Sénat
Le destin parlementaire de cet amendement
Guylène Pantel (RDSE)
Déposé le 30 octobre 2024
9 cosignataires
Texte non rattaché à un dossier dans notre base
Texte ppl23-653
Art. add. après Art. add. après Article 1er
Nos règles automatiques n'ont pas pu classer la portée de cet amendement. Cela ne préjuge en rien de son importance.
Le processus de reconstruction mammaire, après une mastectomie, se fait en plusieurs temps, le dernier étant la reconstruction de l’aréole et du mamelon. L’aréole est reconstruite soit par une greffe – opération particulièrement douloureuse – soit par la dermopigmentation qui n’est que temporaire et offre un résultat esthétique souvent décevant. Or, il existe une autre technique qui permet une reconstruction définitive, esthétique, personnalisée de l’aréole et du mamelon : le tatouage tridimensionnel définitif de la plaque aréolo-mamelonnaire. Ce procédé est malheureusement peu encadré et n’est pas pris en charge. Aussi, cet amendement propose la remise d’un rapport visant à examiner les moyens d’encadrer et les modalités de prise en charge par l'assurance maladie de cette technique.

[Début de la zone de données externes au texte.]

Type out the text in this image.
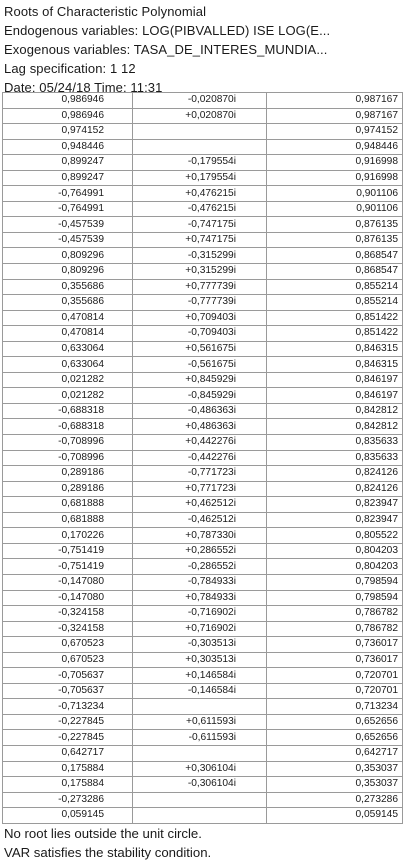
Roots of Characteristic Polynomial
Endogenous variables: LOG(PIBVALLED) ISE LOG(E...
Exogenous variables: TASA_DE_INTERES_MUNDIA...
Lag specification: 1 12
Date: 05/24/18 Time: 11:31
0,986946	-0,020870i	0,987167
0,986946	+0,020870i	0,987167
0,974152		0,974152
0,948446		0,948446
0,899247	-0,179554i	0,916998
0,899247	+0,179554i	0,916998
-0,764991	+0,476215i	0,901106
-0,764991	-0,476215i	0,901106
-0,457539	-0,747175i	0,876135
-0,457539	+0,747175i	0,876135
0,809296	-0,315299i	0,868547
0,809296	+0,315299i	0,868547
0,355686	+0,777739i	0,855214
0,355686	-0,777739i	0,855214
0,470814	+0,709403i	0,851422
0,470814	-0,709403i	0,851422
0,633064	+0,561675i	0,846315
0,633064	-0,561675i	0,846315
0,021282	+0,845929i	0,846197
0,021282	-0,845929i	0,846197
-0,688318	-0,486363i	0,842812
-0,688318	+0,486363i	0,842812
-0,708996	+0,442276i	0,835633
-0,708996	-0,442276i	0,835633
0,289186	-0,771723i	0,824126
0,289186	+0,771723i	0,824126
0,681888	+0,462512i	0,823947
0,681888	-0,462512i	0,823947
0,170226	+0,787330i	0,805522
-0,751419	+0,286552i	0,804203
-0,751419	-0,286552i	0,804203
-0,147080	-0,784933i	0,798594
-0,147080	+0,784933i	0,798594
-0,324158	-0,716902i	0,786782
-0,324158	+0,716902i	0,786782
0,670523	-0,303513i	0,736017
0,670523	+0,303513i	0,736017
-0,705637	+0,146584i	0,720701
-0,705637	-0,146584i	0,720701
-0,713234		0,713234
-0,227845	+0,611593i	0,652656
-0,227845	-0,611593i	0,652656
0,642717		0,642717
0,175884	+0,306104i	0,353037
0,175884	-0,306104i	0,353037
-0,273286		0,273286
0,059145		0,059145
No root lies outside the unit circle.
VAR satisfies the stability condition.
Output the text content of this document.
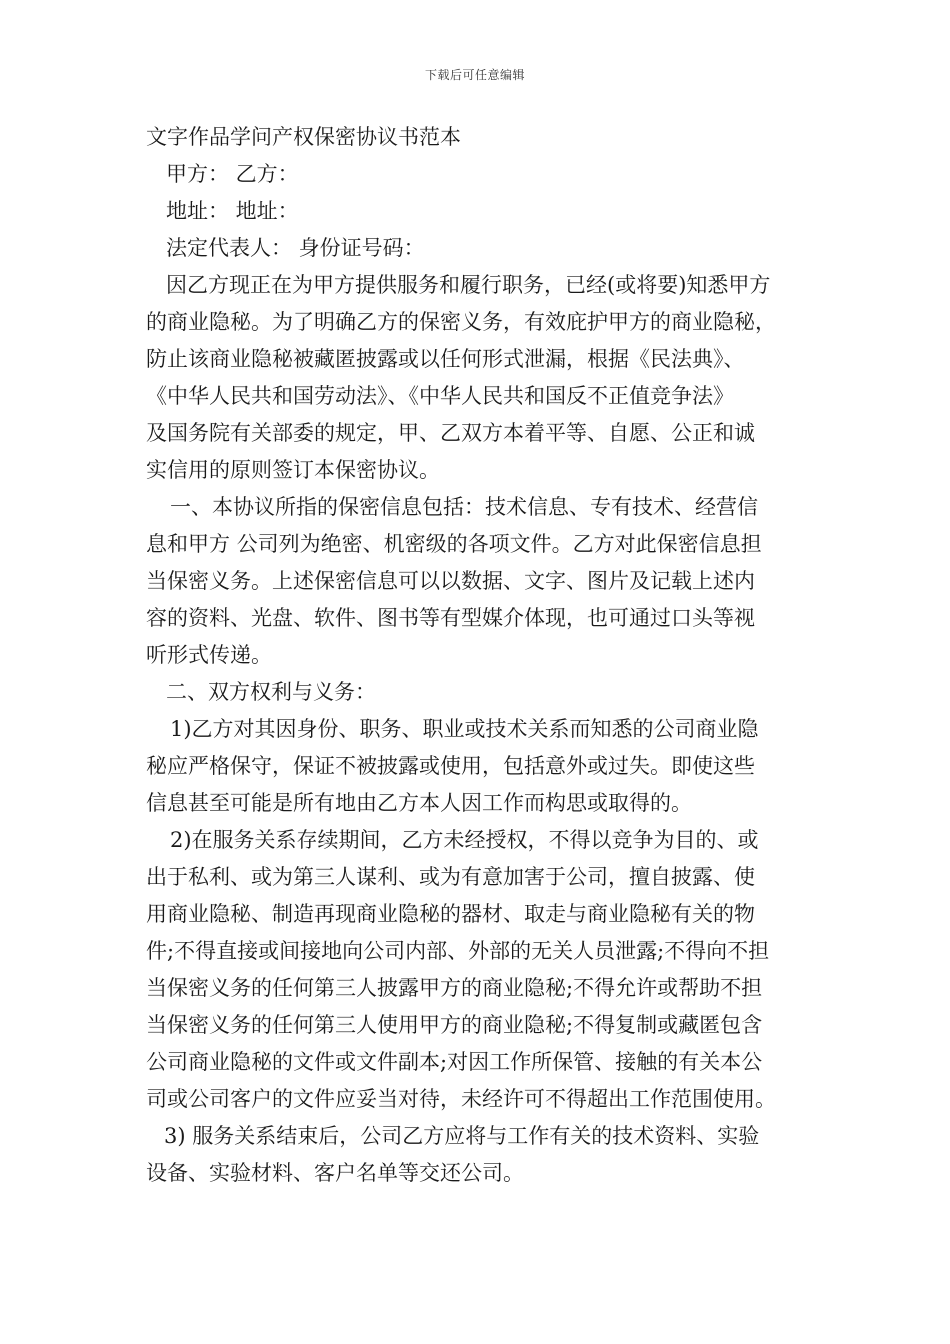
下载后可任意编辑
文字作品学问产权保密协议书范本
甲方： 乙方：
地址： 地址：
法定代表人： 身份证号码：
因乙方现正在为甲方提供服务和履行职务，已经(或将要)知悉甲方
的商业隐秘。为了明确乙方的保密义务，有效庇护甲方的商业隐秘，
防止该商业隐秘被藏匿披露或以任何形式泄漏，根据《民法典》、
《中华人民共和国劳动法》、《中华人民共和国反不正值竞争法》
及国务院有关部委的规定，甲、乙双方本着平等、自愿、公正和诚
实信用的原则签订本保密协议。
一、本协议所指的保密信息包括：技术信息、专有技术、经营信
息和甲方 公司列为绝密、机密级的各项文件。乙方对此保密信息担
当保密义务。上述保密信息可以以数据、文字、图片及记载上述内
容的资料、光盘、软件、图书等有型媒介体现，也可通过口头等视
听形式传递。
二、双方权利与义务：
1)乙方对其因身份、职务、职业或技术关系而知悉的公司商业隐
秘应严格保守，保证不被披露或使用，包括意外或过失。即使这些
信息甚至可能是所有地由乙方本人因工作而构思或取得的。
2)在服务关系存续期间，乙方未经授权，不得以竞争为目的、或
出于私利、或为第三人谋利、或为有意加害于公司，擅自披露、使
用商业隐秘、制造再现商业隐秘的器材、取走与商业隐秘有关的物
件;不得直接或间接地向公司内部、外部的无关人员泄露;不得向不担
当保密义务的任何第三人披露甲方的商业隐秘;不得允许或帮助不担
当保密义务的任何第三人使用甲方的商业隐秘;不得复制或藏匿包含
公司商业隐秘的文件或文件副本;对因工作所保管、接触的有关本公
司或公司客户的文件应妥当对待，未经许可不得超出工作范围使用。
3) 服务关系结束后，公司乙方应将与工作有关的技术资料、实验
设备、实验材料、客户名单等交还公司。
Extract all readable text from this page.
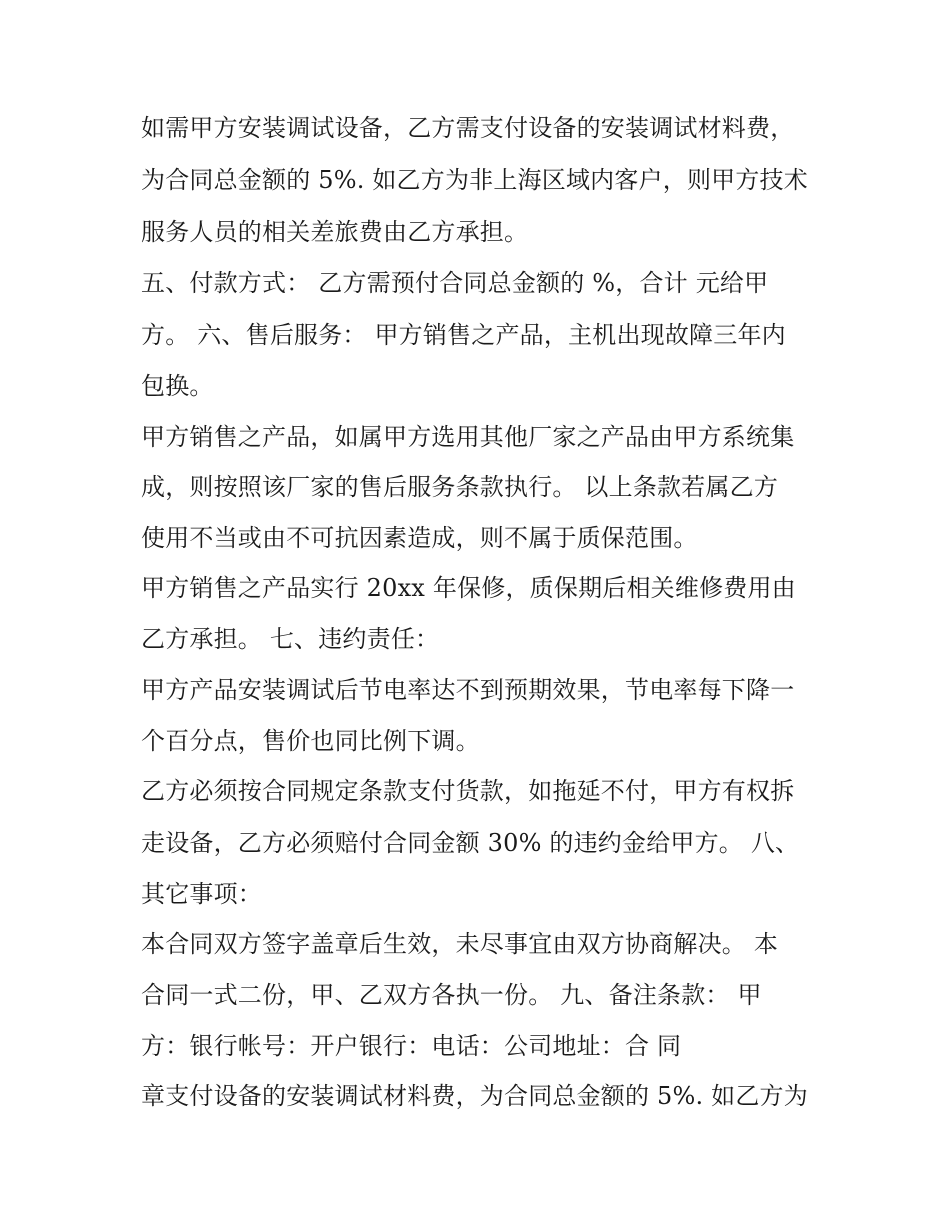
如需甲方安装调试设备，乙方需支付设备的安装调试材料费，
为合同总金额的 5%. 如乙方为非上海区域内客户，则甲方技术
服务人员的相关差旅费由乙方承担。
五、付款方式： 乙方需预付合同总金额的 %，合计 元给甲
方。 六、售后服务： 甲方销售之产品，主机出现故障三年内
包换。
甲方销售之产品，如属甲方选用其他厂家之产品由甲方系统集
成，则按照该厂家的售后服务条款执行。 以上条款若属乙方
使用不当或由不可抗因素造成，则不属于质保范围。
甲方销售之产品实行 20xx 年保修，质保期后相关维修费用由
乙方承担。 七、违约责任：
甲方产品安装调试后节电率达不到预期效果，节电率每下降一
个百分点，售价也同比例下调。
乙方必须按合同规定条款支付货款，如拖延不付，甲方有权拆
走设备，乙方必须赔付合同金额 30% 的违约金给甲方。 八、
其它事项：
本合同双方签字盖章后生效，未尽事宜由双方协商解决。 本
合同一式二份，甲、乙双方各执一份。 九、备注条款： 甲
方：银行帐号：开户银行：电话：公司地址：合 同
章支付设备的安装调试材料费，为合同总金额的 5%. 如乙方为
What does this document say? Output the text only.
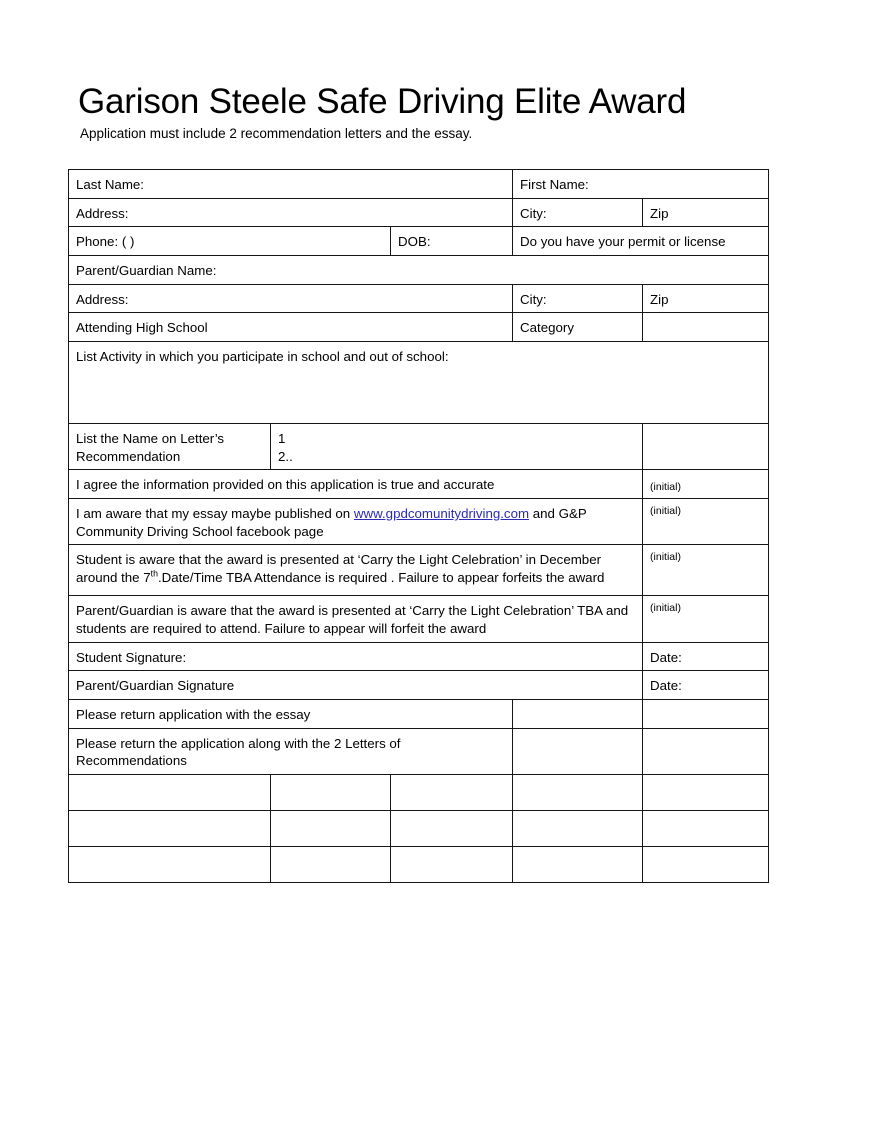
Garison Steele Safe Driving Elite Award
Application must include 2 recommendation letters and the essay.
Last Name:			First Name:	

Address:			City:	Zip

Phone: ( )		DOB:	Do you have your permit or license	

Parent/Guardian Name:				

Address:			City:	Zip

Attending High School			Category	

List Activity in which you participate in school and out of school:				

List the Name on Letter’s
Recommendation	1
2..			

I agree the information provided on this application is true and accurate				(initial)

I am aware that my essay maybe published on www.gpdcomunitydriving.com and G&P Community Driving School facebook page				(initial)

Student is aware that the award is presented at ‘Carry the Light Celebration’ in December around the 7th.Date/Time TBA Attendance is required . Failure to appear forfeits the award				(initial)

Parent/Guardian is aware that the award is presented at ‘Carry the Light Celebration’ TBA and students are required to attend. Failure to appear will forfeit the award				(initial)

Student Signature:				Date:

Parent/Guardian Signature				Date:

Please return application with the essay				

Please return the application along with the 2 Letters of Recommendations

Après l’article 1er Insérer un article additionnel ainsi rédigé : Dans un délai de six mois à compter de la promulgation de la présente loi, le Gouvernement remet au Parlement un rapport visant à encadrer la pratique du tatouage tridimensionnel définitif de la plaque aréolo‑mamelonnaire pour les femmes ayant subi une mastectomie ainsi que les modalités de sa prise en charge.
Aucun scrutin public trouvé pour cet amendement : il a probablement été voté à main levée. Le détail nominatif n'existe alors pas.
Nous n’avons pas encore de version du texte postérieure à cette lecture : impossible de dire si cet amendement a été conservé.